Les Braques lourds tels que l’Ariégeois et le Charles X sont disparus, de même que l'élégant Dupuy, que son hérédité rendait difficile à fixer, les retours à la psychologie graioïde étant fréquents. La production du Saint-Germain n'est pas facilitée par la nécessité d'obtenir une tête continentale sur un corps pointéroïde. En tout état de cause, ce n'est pas un chien à tout faire. Il n'est pas conçu, en particulier, pour barboter dans les marais.

Le Braque du Bourbonnais, dont la formule est bonne, a été handicapé par l'exigence de la queue courte de naissance et le port de la livrée mouchetée sans grande marque. Il semble renaître sous l'influence d'idées plus larges. Donnant bien l'apparence d'un rustique, il devrait avoir les mêmes indications que le Braque continental, avec une taille très au goût du jour.

Parmi les Épagneuls, l'Épagneul français, si agréable de caractère, est à sa place partout avec des aptitudes remarquables de retriever.
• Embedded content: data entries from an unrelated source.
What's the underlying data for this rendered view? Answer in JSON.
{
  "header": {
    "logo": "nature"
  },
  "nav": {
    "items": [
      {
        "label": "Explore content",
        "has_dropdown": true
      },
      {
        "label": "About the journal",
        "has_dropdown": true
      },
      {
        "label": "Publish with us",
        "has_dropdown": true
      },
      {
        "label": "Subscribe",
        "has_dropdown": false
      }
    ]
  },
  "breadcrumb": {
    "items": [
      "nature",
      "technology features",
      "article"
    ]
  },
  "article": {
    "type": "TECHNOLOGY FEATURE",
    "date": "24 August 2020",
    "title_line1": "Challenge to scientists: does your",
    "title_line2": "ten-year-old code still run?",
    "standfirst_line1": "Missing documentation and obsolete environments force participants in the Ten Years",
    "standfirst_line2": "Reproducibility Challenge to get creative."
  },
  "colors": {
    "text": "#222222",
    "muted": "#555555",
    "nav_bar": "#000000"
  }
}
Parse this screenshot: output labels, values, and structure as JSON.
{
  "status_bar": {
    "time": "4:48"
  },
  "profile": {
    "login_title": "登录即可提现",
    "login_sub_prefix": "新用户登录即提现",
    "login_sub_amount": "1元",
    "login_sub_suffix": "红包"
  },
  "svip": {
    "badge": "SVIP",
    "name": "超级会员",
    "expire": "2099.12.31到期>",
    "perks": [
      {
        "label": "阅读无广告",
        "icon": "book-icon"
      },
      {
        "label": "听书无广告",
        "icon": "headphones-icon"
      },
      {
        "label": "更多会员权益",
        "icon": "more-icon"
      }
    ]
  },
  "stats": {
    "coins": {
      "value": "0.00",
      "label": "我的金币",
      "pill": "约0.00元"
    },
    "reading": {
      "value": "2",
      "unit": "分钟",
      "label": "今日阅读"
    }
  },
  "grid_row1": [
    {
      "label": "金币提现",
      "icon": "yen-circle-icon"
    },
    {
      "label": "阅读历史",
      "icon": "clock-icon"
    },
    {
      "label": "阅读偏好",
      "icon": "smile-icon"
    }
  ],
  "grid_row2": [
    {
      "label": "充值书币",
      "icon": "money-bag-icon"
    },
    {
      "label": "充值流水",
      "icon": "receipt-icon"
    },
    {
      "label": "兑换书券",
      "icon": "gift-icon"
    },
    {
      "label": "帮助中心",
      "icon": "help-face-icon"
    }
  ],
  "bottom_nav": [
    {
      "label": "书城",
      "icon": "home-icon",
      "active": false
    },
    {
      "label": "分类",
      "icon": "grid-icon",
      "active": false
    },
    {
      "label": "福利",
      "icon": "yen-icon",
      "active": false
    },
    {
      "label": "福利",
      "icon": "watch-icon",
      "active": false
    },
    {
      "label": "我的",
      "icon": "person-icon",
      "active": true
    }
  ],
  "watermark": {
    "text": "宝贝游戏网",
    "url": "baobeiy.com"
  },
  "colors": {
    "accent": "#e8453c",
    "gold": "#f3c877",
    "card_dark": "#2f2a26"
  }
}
Ses variétés picardes aussi, dont l'une voulue assez étoffée par les chasseurs au marais de la province est appréciée surtout en son berceau. L'Épagneul français tel qu'il se présente maintenant ferait la joie de beaucoup qui l'ignorent et vont chercher des setters dont le maniement n'est pas à leur portée.

De l’Épagneul breton rien à dire que d'observer combien il est apprécié dans les pays les plus divers. Sa qualité, sa taille, sa résistance, sa psychologie qui en fait un chien d'arrêt pourvu de part de l'âme du spaniel, expliquent sa popularité. Chien à tout faire par excellence.

On travaille actuellement à la renaissance du Pont-Audemer, qui est notre chien d'eau national. Il a fait ses preuves, tant au bois qu'au marais. Est-il doué pour la plaine dans la même mesure ? Ce n'est pas absolument certain. Qui pratique surtout les marais à étang et les fourrés devrait s'intéresser à un chien de taille moyenne et endurant comme celui-ci.

Le Griffon, désormais appelé Korthals, du nom du grand éleveur qui en a défini le type et l'a fixé, a été déclaré par lui être essentiellement conçu pour répondre à tous les besoins sur tous les terrains. Sa qualité est connue, ses utilisateurs nombreux. On ne peut que souhaiter les voir encore plus nombreux. Sur terre et à l'eau, il est à sa place partout. C'est une des grandes réussites du dernier siècle.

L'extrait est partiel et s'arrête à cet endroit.